Keth |
Mistrz Gry |
|
|
Dołączył: 30 Sie 2007 |
Posty: 4663 |
Przeczytał: 0 tematów
|
Skąd: Nibylandia Płeć: Mężczyzna |
|
|
 |
 |
 |
|
Leśny szlak na wschód od Burat-aru, półtorej mili od Kreptinu
Zdenerwowane spojrzenia ludzi próbowały przebić na wylot gęste zarośla porastające okoliczne stoki, a groty nałożonych na cięciwy strzał podążały błyskawicznie za każdym podejrzanym półcieniem majaczącym w leśnym poszyciu.

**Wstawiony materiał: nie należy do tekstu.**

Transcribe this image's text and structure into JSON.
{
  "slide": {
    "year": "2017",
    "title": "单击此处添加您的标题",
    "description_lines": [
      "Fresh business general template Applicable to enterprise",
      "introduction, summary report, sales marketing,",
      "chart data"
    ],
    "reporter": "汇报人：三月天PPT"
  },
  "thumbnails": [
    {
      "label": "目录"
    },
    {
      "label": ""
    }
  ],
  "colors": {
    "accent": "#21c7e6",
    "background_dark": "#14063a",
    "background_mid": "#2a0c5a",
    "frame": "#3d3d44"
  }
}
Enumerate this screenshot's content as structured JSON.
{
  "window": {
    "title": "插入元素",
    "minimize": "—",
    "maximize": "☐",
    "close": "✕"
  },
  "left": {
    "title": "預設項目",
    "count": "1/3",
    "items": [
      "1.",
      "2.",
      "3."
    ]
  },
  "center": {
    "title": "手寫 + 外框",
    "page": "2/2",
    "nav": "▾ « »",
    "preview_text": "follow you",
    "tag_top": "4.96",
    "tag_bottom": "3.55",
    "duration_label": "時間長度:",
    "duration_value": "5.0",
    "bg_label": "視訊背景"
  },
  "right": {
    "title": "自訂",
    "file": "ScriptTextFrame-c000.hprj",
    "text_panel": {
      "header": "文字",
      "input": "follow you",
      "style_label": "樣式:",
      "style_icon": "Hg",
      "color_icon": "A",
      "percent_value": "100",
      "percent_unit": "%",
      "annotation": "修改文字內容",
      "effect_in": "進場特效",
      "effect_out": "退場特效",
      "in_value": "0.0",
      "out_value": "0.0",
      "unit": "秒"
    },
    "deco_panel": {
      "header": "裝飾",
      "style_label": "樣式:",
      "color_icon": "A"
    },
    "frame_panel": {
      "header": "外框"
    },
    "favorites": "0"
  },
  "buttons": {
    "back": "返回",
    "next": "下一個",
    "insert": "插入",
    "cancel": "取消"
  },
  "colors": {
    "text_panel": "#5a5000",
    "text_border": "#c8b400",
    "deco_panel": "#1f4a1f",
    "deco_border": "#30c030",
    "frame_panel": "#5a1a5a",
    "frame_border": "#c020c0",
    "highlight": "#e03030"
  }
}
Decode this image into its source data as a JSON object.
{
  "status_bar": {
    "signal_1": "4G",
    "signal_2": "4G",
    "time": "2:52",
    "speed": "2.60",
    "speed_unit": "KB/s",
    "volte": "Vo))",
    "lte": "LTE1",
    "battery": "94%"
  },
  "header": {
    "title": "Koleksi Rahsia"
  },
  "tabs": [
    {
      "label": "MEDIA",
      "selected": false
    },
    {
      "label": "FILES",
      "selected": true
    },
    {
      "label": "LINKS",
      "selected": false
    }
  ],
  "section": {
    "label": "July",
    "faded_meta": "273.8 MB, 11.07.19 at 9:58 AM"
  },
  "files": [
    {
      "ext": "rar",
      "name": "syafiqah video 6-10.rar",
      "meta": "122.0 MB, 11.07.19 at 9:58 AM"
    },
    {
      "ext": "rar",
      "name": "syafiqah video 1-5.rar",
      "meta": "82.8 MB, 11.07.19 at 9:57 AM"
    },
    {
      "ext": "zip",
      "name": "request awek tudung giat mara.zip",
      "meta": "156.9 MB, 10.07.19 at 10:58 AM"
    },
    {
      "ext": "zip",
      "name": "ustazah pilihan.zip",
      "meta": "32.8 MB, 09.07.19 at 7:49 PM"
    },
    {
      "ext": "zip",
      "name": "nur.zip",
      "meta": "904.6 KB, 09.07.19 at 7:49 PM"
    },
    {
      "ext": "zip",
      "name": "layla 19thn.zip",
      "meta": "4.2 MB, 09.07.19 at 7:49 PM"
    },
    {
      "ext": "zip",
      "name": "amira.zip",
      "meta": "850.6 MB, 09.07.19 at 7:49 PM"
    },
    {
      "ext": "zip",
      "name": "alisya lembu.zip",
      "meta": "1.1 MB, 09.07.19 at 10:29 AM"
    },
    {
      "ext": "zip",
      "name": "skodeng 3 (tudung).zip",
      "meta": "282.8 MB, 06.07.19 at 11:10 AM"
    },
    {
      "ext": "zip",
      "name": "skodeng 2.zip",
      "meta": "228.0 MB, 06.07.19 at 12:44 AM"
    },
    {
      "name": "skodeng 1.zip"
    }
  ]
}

- Chybaś pomyślunek postradał, człeku! – huknął na Niemoja Miłosz, mierząc Buratarczyka gniewnym wzrokiem – Tam gobliny pewnikiem ziomków nam mordują, a ty chcesz ogon podkulić i czekać, aż nas czambuł w tym jarze najedzie?! Sromota wielka!
- Poczekać żem chciał, coby obaczyć, czy inszych w krzaczorach nie ma! – warknął Niemój odsłaniając równe białe żeby, które nadały mu znienacka wygląd rozzłoszczonego drapieżnika – Lepszyj chwilkę poczekać, aniżeli gnać na oślep przez puszczę, a szypem w purzytko dostać!

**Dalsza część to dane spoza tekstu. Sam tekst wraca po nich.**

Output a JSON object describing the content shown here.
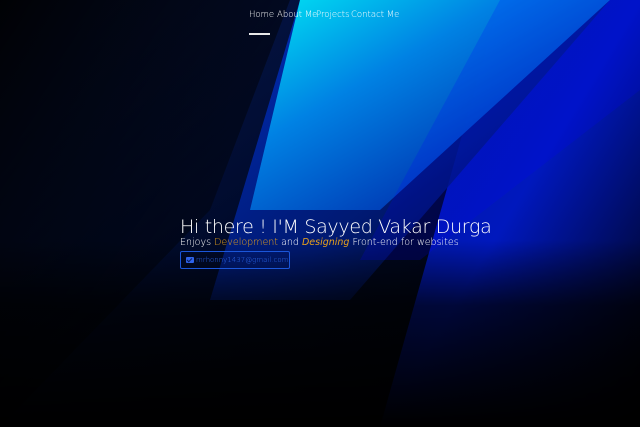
{
  "nav": {
    "items": [
      {
        "label": "Home",
        "active": true
      },
      {
        "label": "About Me",
        "active": false
      },
      {
        "label": "Projects",
        "active": false
      },
      {
        "label": "Contact Me",
        "active": false
      }
    ]
  },
  "hero": {
    "title": "Hi there ! I'M Sayyed Vakar Durga",
    "subtitle": {
      "prefix": "Enjoys ",
      "highlight1": "Development",
      "middle": " and ",
      "highlight2": "Designing",
      "suffix": " Front-end for websites"
    },
    "email": {
      "icon": "mail-icon",
      "text": "mrhonny1437@gmail.com"
    }
  },
  "colors": {
    "background": "#000000",
    "accent": "#e7a11b",
    "button_border": "#1b56d9",
    "button_text": "#2d69ee",
    "gradient_blue": "#0028d8",
    "gradient_cyan": "#00d8f2"
  }
}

- Och, tu żem pewna, żeś wielce niechętny temu, coby w purzytku coś ostrego poczuć – parsknęła zadziornie Bławatka, napinająca z wprawą długi łuk i podkreślajjąc w tew piękny sposób linię swych piersi.

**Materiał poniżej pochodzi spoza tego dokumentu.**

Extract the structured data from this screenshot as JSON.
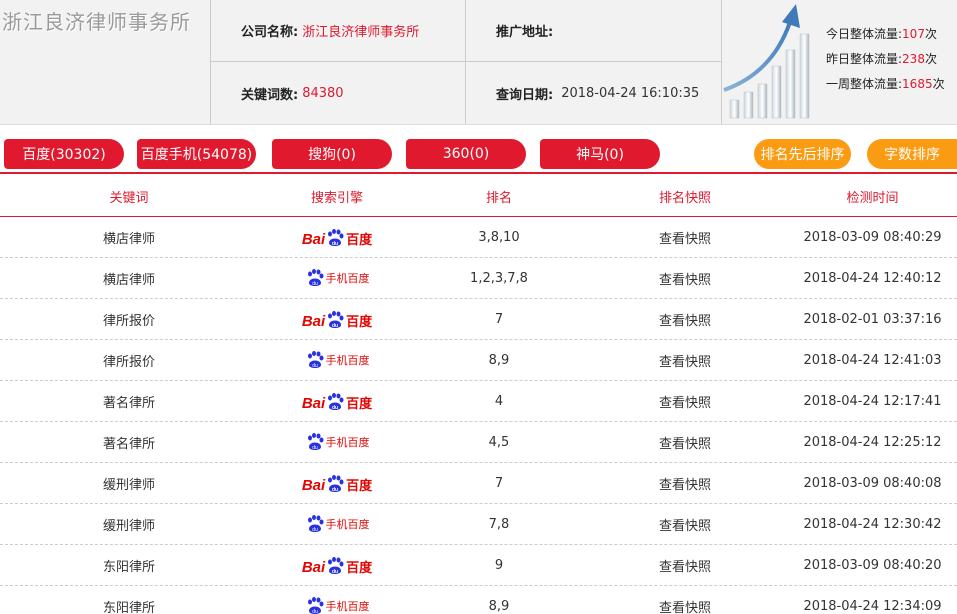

- Och, a ja żem wielce pewien, że ty dla odmiany chętnie byś coś ostrego w tyłku poczuła! – wybuchnął Niemój – Taka już wasza babska natura, ty wredna taka!
Spąsowiała po buzi Bławatka zacisnęła usta szykując w myślach dziką ripostę, ale ubiegł ją z miejsca wzburzony Miłosz.
- Dość tych krotochwil! – wrzasnął naczelnik Kreptinu – Mus nam do wioski, a bez tchu!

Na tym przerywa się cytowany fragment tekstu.